Multiple Myeloma (MM) is a plasma cell disorder that accounts for ~10% of all hematologic malignancies. Due to high production of IgG in endoplasmic reticulum (ER), MM cells continuously undergo ER stress which is considered an “Achille’s heel” of the disease. This feature makes MM susceptible to the agents that exacerbate ER stress, such as proteasome inhibitor bortezomib. Yet, currently MM is incurable for most patients due to rapidly emerging resistance to proteasome inhibitors. Therefore, identification of novel anti-MM drugs and targets is of high importance. Conversely, an increase in protein export from ER is a part of the adaptive response to ER stress. In the current application, we propose a novel clinically relevant pathway controlling ER homeostasis and resistance to bortezomib in MM via modulation of sphingolipid composition of the ER membrane. Our preliminary data suggest that such modulation affects ER-to-Golgi transport, ER homeostasis and ultimately MM cell viability. Furthermore, we identified 3-hydroxyacyl-CoA dehydratases (HACD3), an enzyme involved in the biosynthesis of very long fatty acids (VLCFA), as an important regulator of ER-to-Golgi export and ER homeostasis.
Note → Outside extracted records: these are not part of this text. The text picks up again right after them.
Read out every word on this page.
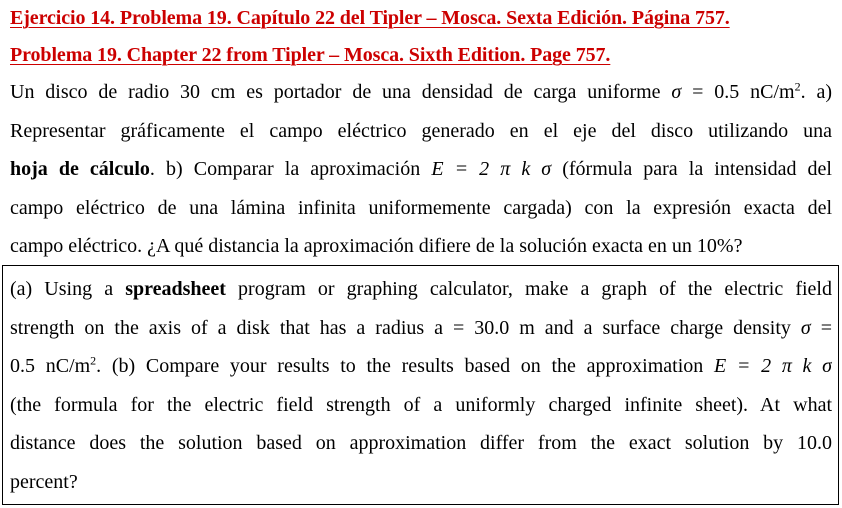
Ejercicio 14. Problema 19. Capítulo 22 del Tipler – Mosca. Sexta Edición. Página 757.
Problema 19. Chapter 22 from Tipler – Mosca. Sixth Edition. Page 757.
Un disco de radio 30 cm es portador de una densidad de carga uniforme σ = 0.5 $nC/m^2$. a)
Representar gráficamente el campo eléctrico generado en el eje del disco utilizando una
hoja de cálculo. b) Comparar la aproximación E = 2 π k σ (fórmula para la intensidad del
campo eléctrico de una lámina infinita uniformemente cargada) con la expresión exacta del
campo eléctrico. ¿A qué distancia la aproximación difiere de la solución exacta en un 10%?
(a) Using a spreadsheet program or graphing calculator, make a graph of the electric field
strength on the axis of a disk that has a radius a = 30.0 m and a surface charge density σ =
0.5 $nC/m^2$. (b) Compare your results to the results based on the approximation E = 2 π k σ
(the formula for the electric field strength of a uniformly charged infinite sheet). At what
distance does the solution based on approximation differ from the exact solution by 10.0
percent?
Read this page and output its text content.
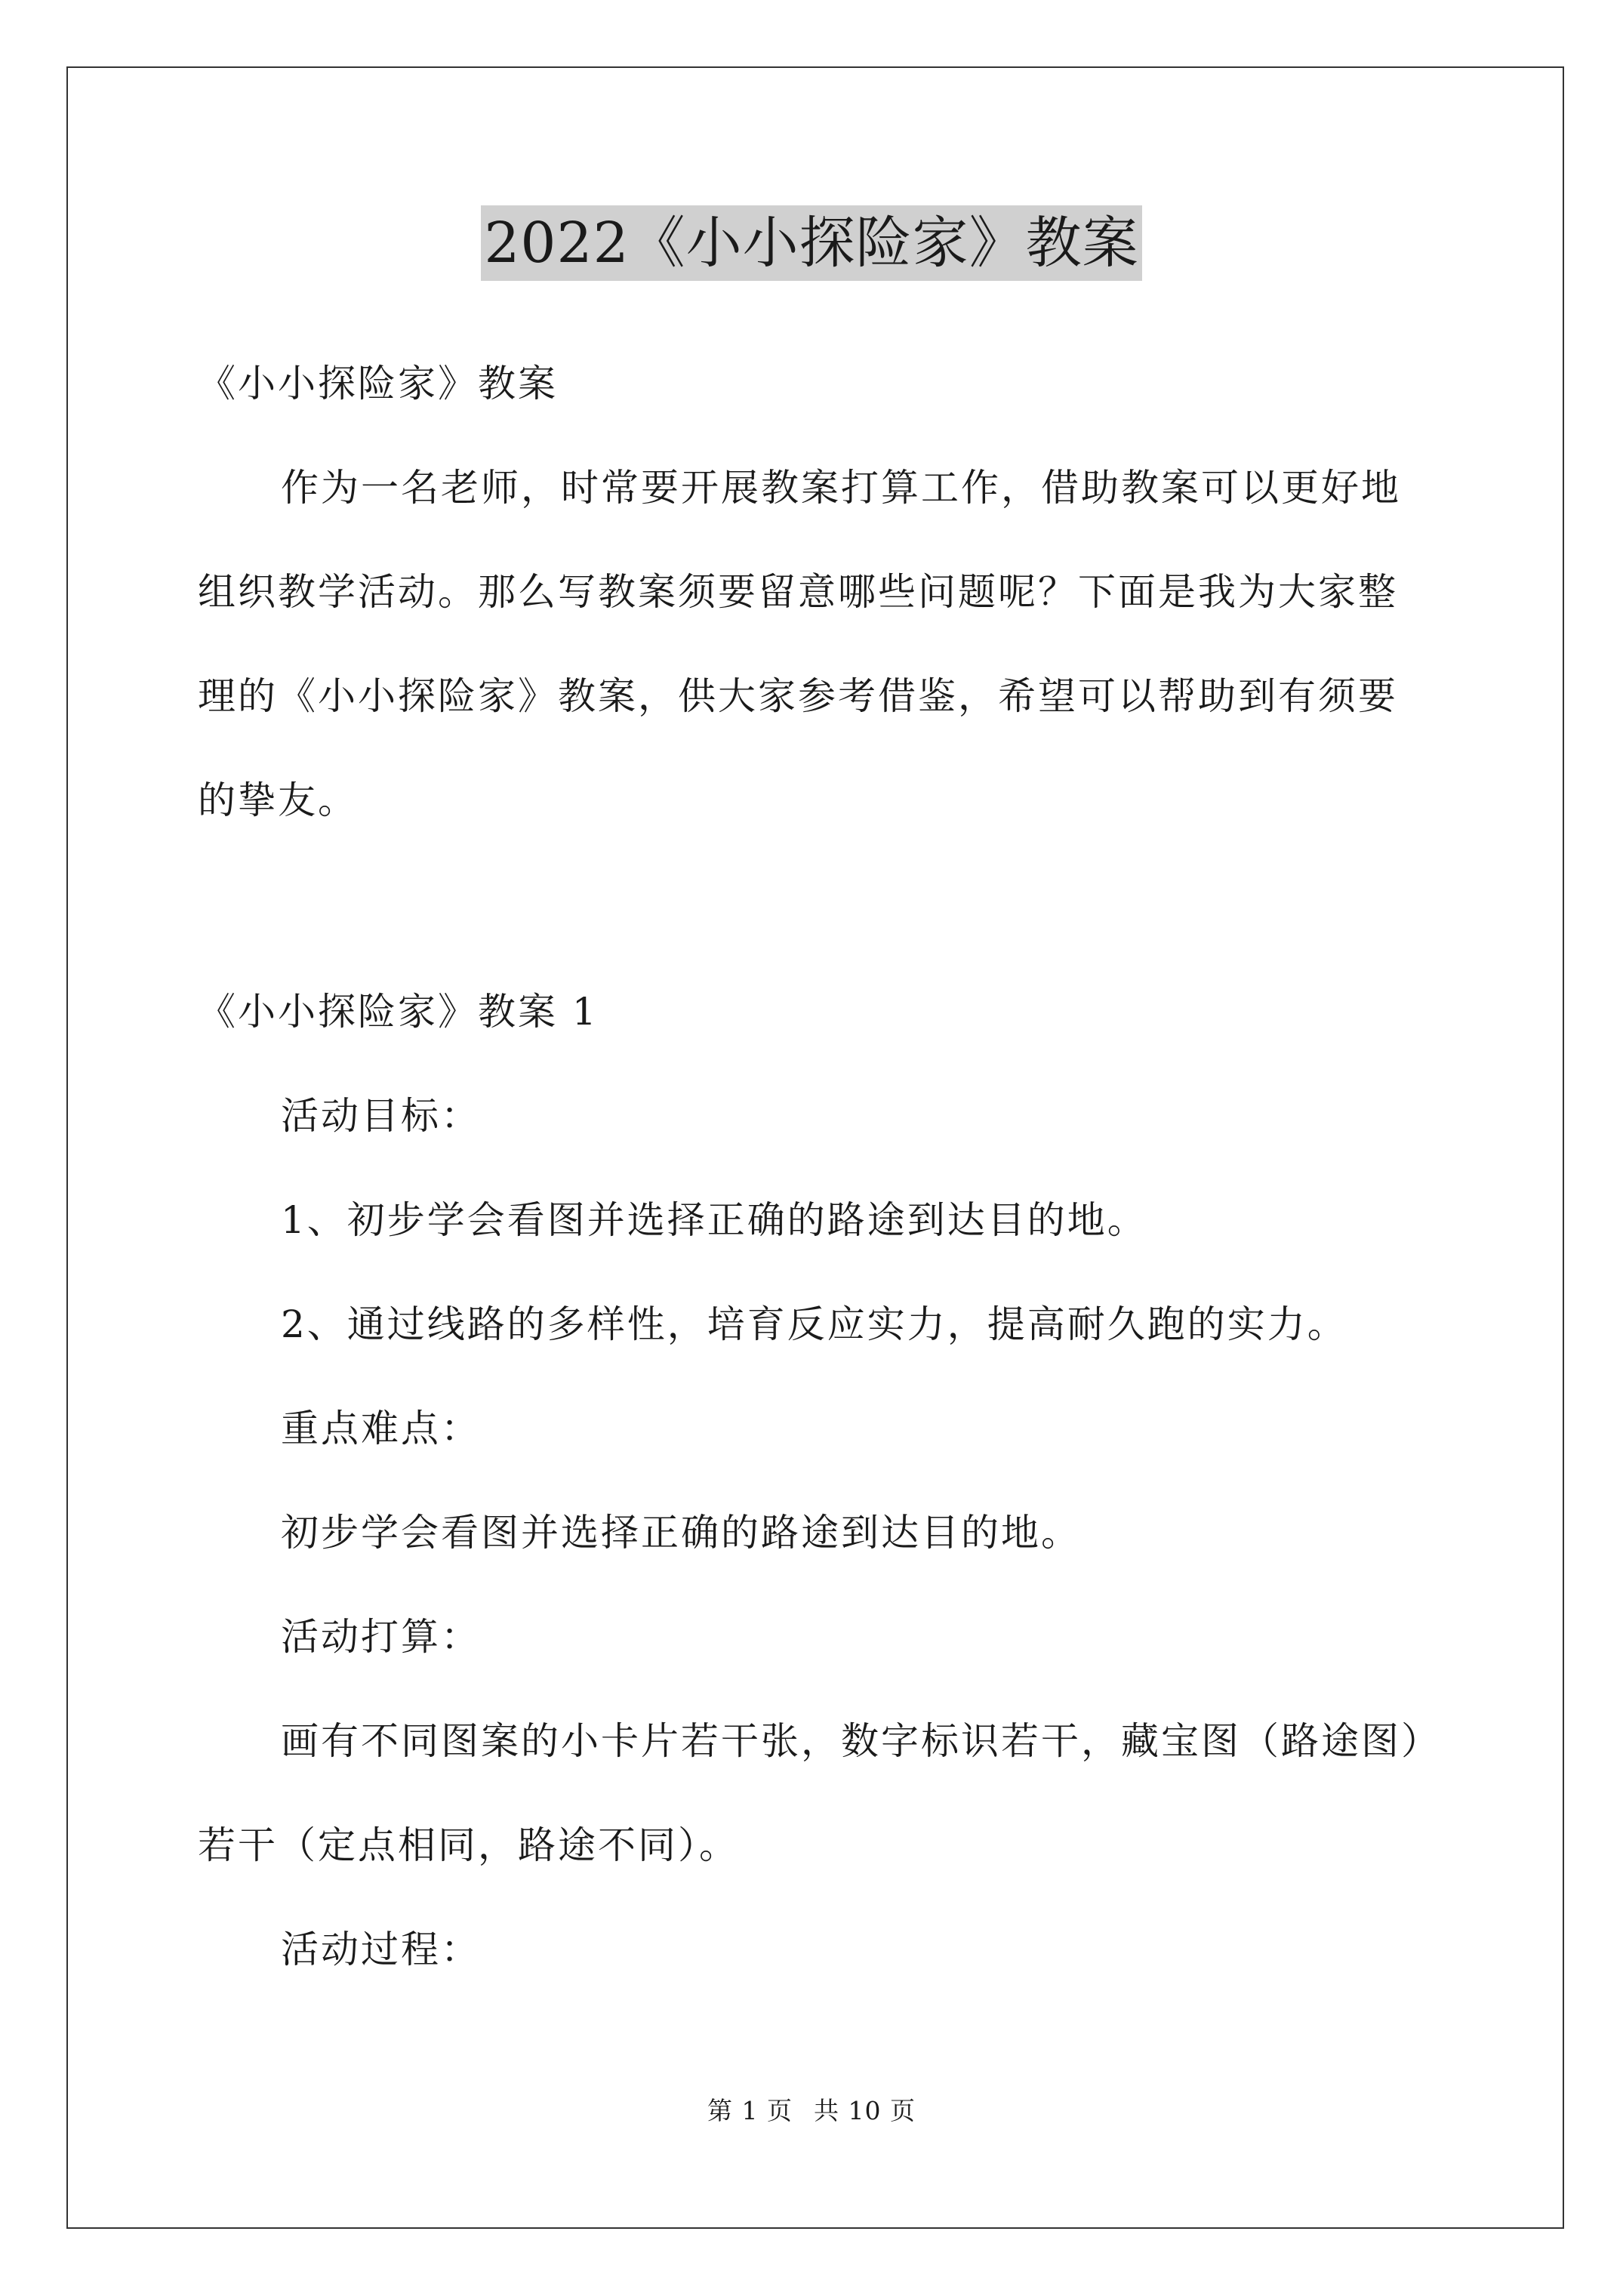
2022《小小探险家》教案
《小小探险家》教案
作为一名老师，时常要开展教案打算工作，借助教案可以更好地
组织教学活动。那么写教案须要留意哪些问题呢？下面是我为大家整
理的《小小探险家》教案，供大家参考借鉴，希望可以帮助到有须要
的挚友。
《小小探险家》教案 1
活动目标：
1、初步学会看图并选择正确的路途到达目的地。
2、通过线路的多样性，培育反应实力，提高耐久跑的实力。
重点难点：
初步学会看图并选择正确的路途到达目的地。
活动打算：
画有不同图案的小卡片若干张，数字标识若干，藏宝图（路途图）
若干（定点相同，路途不同）。
活动过程：
第 1 页 共 10 页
Importantly, HACD3 mRNA levels were increased during MM progression and in MM cells from MM patients refractory to bortezomib-containing therapy. Therefore, in Specific Aim 1, we will functionally characterize mechanisms underlying VLCFA-dependent regulation of ER homeostasis and characterize enzymes upstream and downstream of HACD3 responsible for such regulation. In Specific Aim 2, we will identify mechanisms regulating HACD3 mRNA expression in MM cells. In Specific Aim 3, we will evaluate the efficacy of pharmacological suppression of VLCFAs in MM mouse models.
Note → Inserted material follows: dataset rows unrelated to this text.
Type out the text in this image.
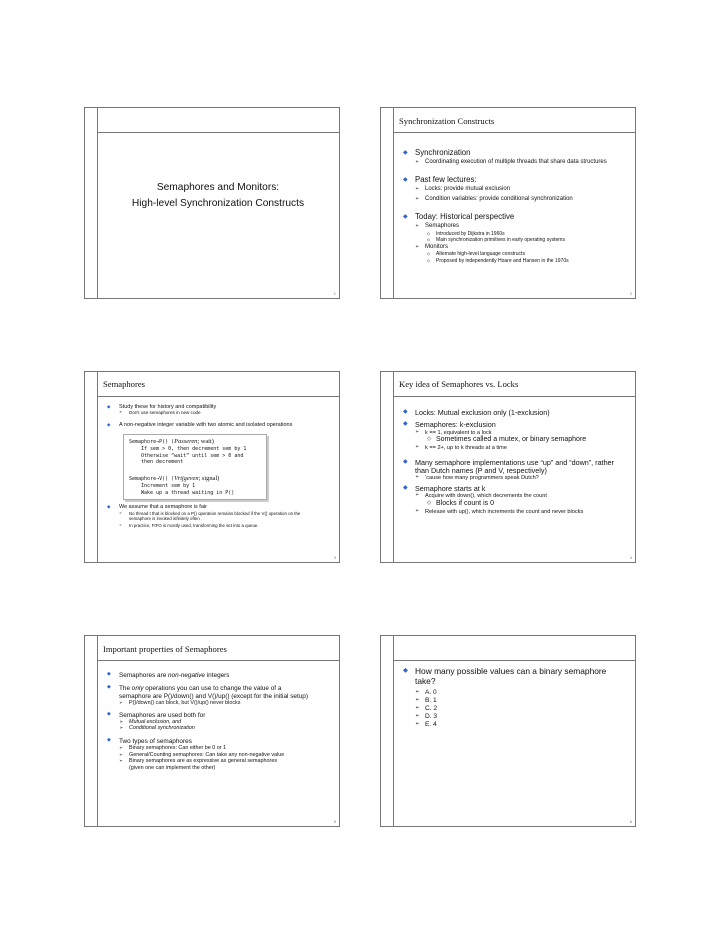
Semaphores and Monitors:
High-level Synchronization Constructs
1
Synchronization Constructs
◆ Synchronization
➢ Coordinating execution of multiple threads that share data structures
◆ Past few lectures:
➢ Locks: provide mutual exclusion
➢ Condition variables: provide conditional synchronization
◆ Today: Historical perspective
➢ Semaphores
◇ Introduced by Dijkstra in 1960s
◇ Main synchronization primitives in early operating systems
➢ Monitors
◇ Alternate high-level language constructs
◇ Proposed by independently Hoare and Hansen in the 1970s
2
Semaphores
◆ Study these for history and compatibility
➢ Don't use semaphores in new code
◆ A non-negative integer variable with two atomic and isolated operations
Semaphore→P() (Passeren; wait)
If sem > 0, then decrement sem by 1
Otherwise “wait” until sem > 0 and
then decrement
Semaphore→V() (Vrijgeven; signal)
Increment sem by 1
Wake up a thread waiting in P()
◆ We assume that a semaphore is fair
➢ No thread t that is blocked on a P() operation remains blocked if the V() operation on the semaphore is invoked infinitely often
➢ In practice, FIFO is mostly used, transforming the set into a queue.
3
Key idea of Semaphores vs. Locks
◆ Locks: Mutual exclusion only (1-exclusion)
◆ Semaphores: k-exclusion
➢ k == 1, equivalent to a lock
◇ Sometimes called a mutex, or binary semaphore
➢ k == 2+, up to k threads at a time
◆ Many semaphore implementations use “up” and “down”, rather than Dutch names (P and V, respectively)
➢ ‘cause how many programmers speak Dutch?
◆ Semaphore starts at k
➢ Acquire with down(), which decrements the count
◇ Blocks if count is 0
➢ Release with up(), which increments the count and never blocks
4
Important properties of Semaphores
◆ Semaphores are non-negative integers
◆ The only operations you can use to change the value of a semaphore are P()/down() and V()/up() (except for the initial setup)
➢ P()/down() can block, but V()/up() never blocks
◆ Semaphores are used both for
➢ Mutual exclusion, and
➢ Conditional synchronization
◆ Two types of semaphores
➢ Binary semaphores: Can either be 0 or 1
➢ General/Counting semaphores: Can take any non-negative value
➢ Binary semaphores are as expressive as general semaphores (given one can implement the other)
5
◆ How many possible values can a binary semaphore take?
➢ A. 0
➢ B. 1
➢ C. 2
➢ D. 3
➢ E. 4
6
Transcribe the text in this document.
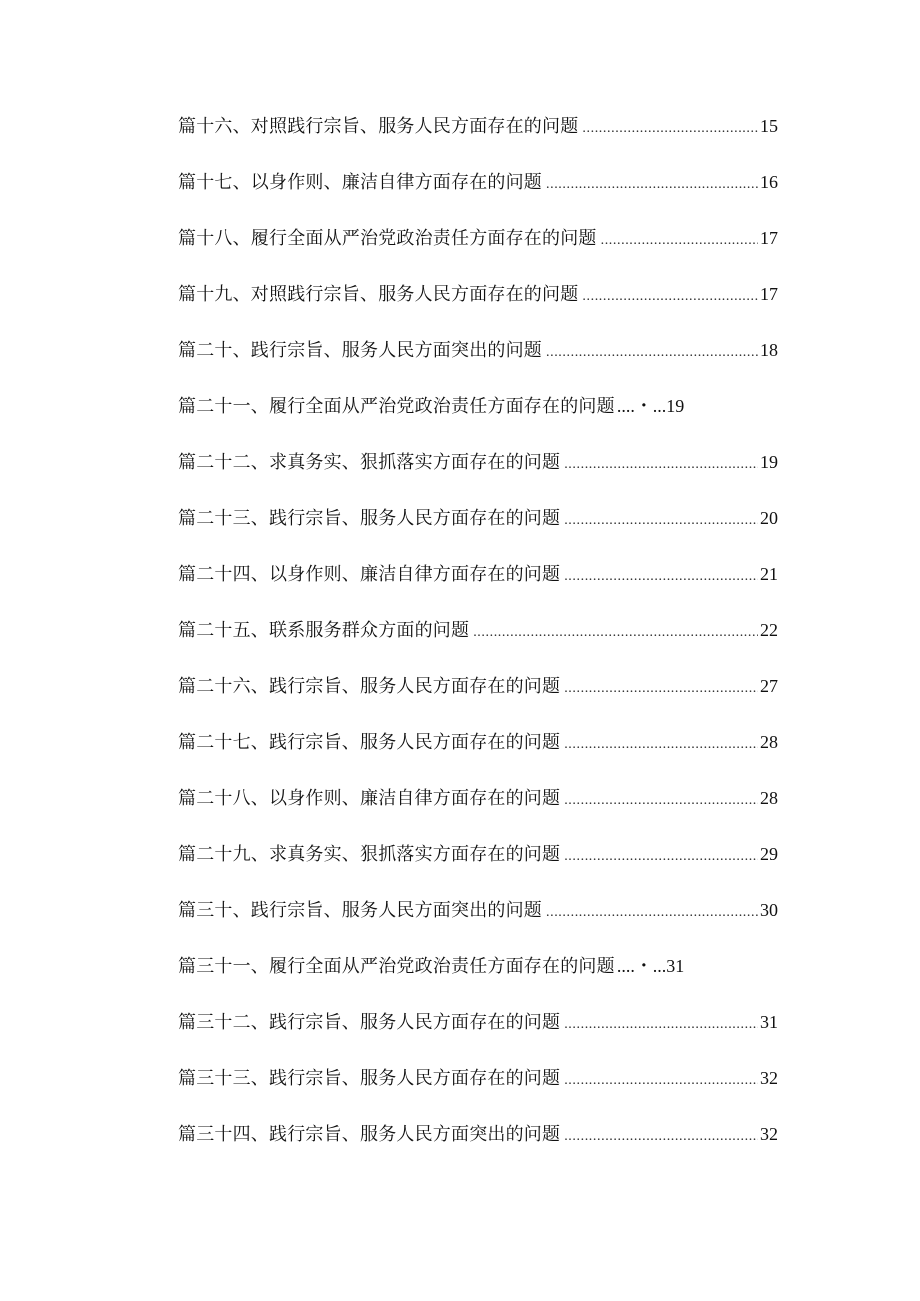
篇十六、对照践行宗旨、服务人民方面存在的问题 .....	15
篇十七、以身作则、廉洁自律方面存在的问题 .....	16
篇十八、履行全面从严治党政治责任方面存在的问题 .....	17
篇十九、对照践行宗旨、服务人民方面存在的问题 .....	17
篇二十、践行宗旨、服务人民方面突出的问题 .....	18
篇二十一、履行全面从严治党政治责任方面存在的问题 ....・...19
篇二十二、求真务实、狠抓落实方面存在的问题 .....	19
篇二十三、践行宗旨、服务人民方面存在的问题 .....	20
篇二十四、以身作则、廉洁自律方面存在的问题 .....	21
篇二十五、联系服务群众方面的问题 .....	22
篇二十六、践行宗旨、服务人民方面存在的问题 .....	27
篇二十七、践行宗旨、服务人民方面存在的问题 .....	28
篇二十八、以身作则、廉洁自律方面存在的问题 .....	28
篇二十九、求真务实、狠抓落实方面存在的问题 .....	29
篇三十、践行宗旨、服务人民方面突出的问题 .....	30
篇三十一、履行全面从严治党政治责任方面存在的问题 ....・...31
篇三十二、践行宗旨、服务人民方面存在的问题 .....	31
篇三十三、践行宗旨、服务人民方面存在的问题 .....	32
篇三十四、践行宗旨、服务人民方面突出的问题 .....	32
多发性骨髓瘤 (MM) 是一种浆细胞疾病，约占所有血液系统恶性肿瘤的 10%。 由于内质网 (ER) 中 IgG 的大量产生，MM 细胞持续承受 ER 应激， 被认为是该疾病的“致命弱点”。这一特征使 MM 容易受到加剧的因素的影响 内质网应激，如蛋白酶体抑制剂硼替佐米。然而，由于以下原因，目前 MM 对于大多数患者来说是无法治愈的： 迅速出现的对蛋白酶体抑制剂的耐药性。因此，新型抗MM药物的鉴定和 目标非常重要。 相反，内质网蛋白质输出的增加是对内质网应激的适应性反应的一部分。在 在当前的应用中，我们提出了一种控制 ER 稳态和耐药性的新型临床相关途径 通过调节 ER 膜的鞘脂成分来治疗 MM 中的硼替佐米。我们的初步数据 表明这种调节影响 ER 到高尔基体的转运、ER 稳态并最终影响 MM 细胞的活力。 此外，我们还鉴定了 3-羟酰基-CoA 脱水酶 (HACD3)，这是一种参与生物合成的酶。 极长脂肪酸（VLCFA），作为内质网到高尔基体输出和内质网稳态的重要调节剂。 重要的是，HACD3 mRNA 水平在 MM 进展过程中以及来自 MM 患者的 MM 细胞中增加 对含硼替佐米的治疗无效。 因此，在具体目标 1 中，我们将从功能上描述 VLCFA 依赖的机制 ER 稳态的调节和 HACD3 上游和下游酶的特征 这样的监管。在具体目标 2 中，我们将确定调节 MM 细胞中 HACD3 mRNA 表达的机制。 在具体目标 3 中，我们将评估 MM 小鼠模型中药物抑制 VLCFA 的功效。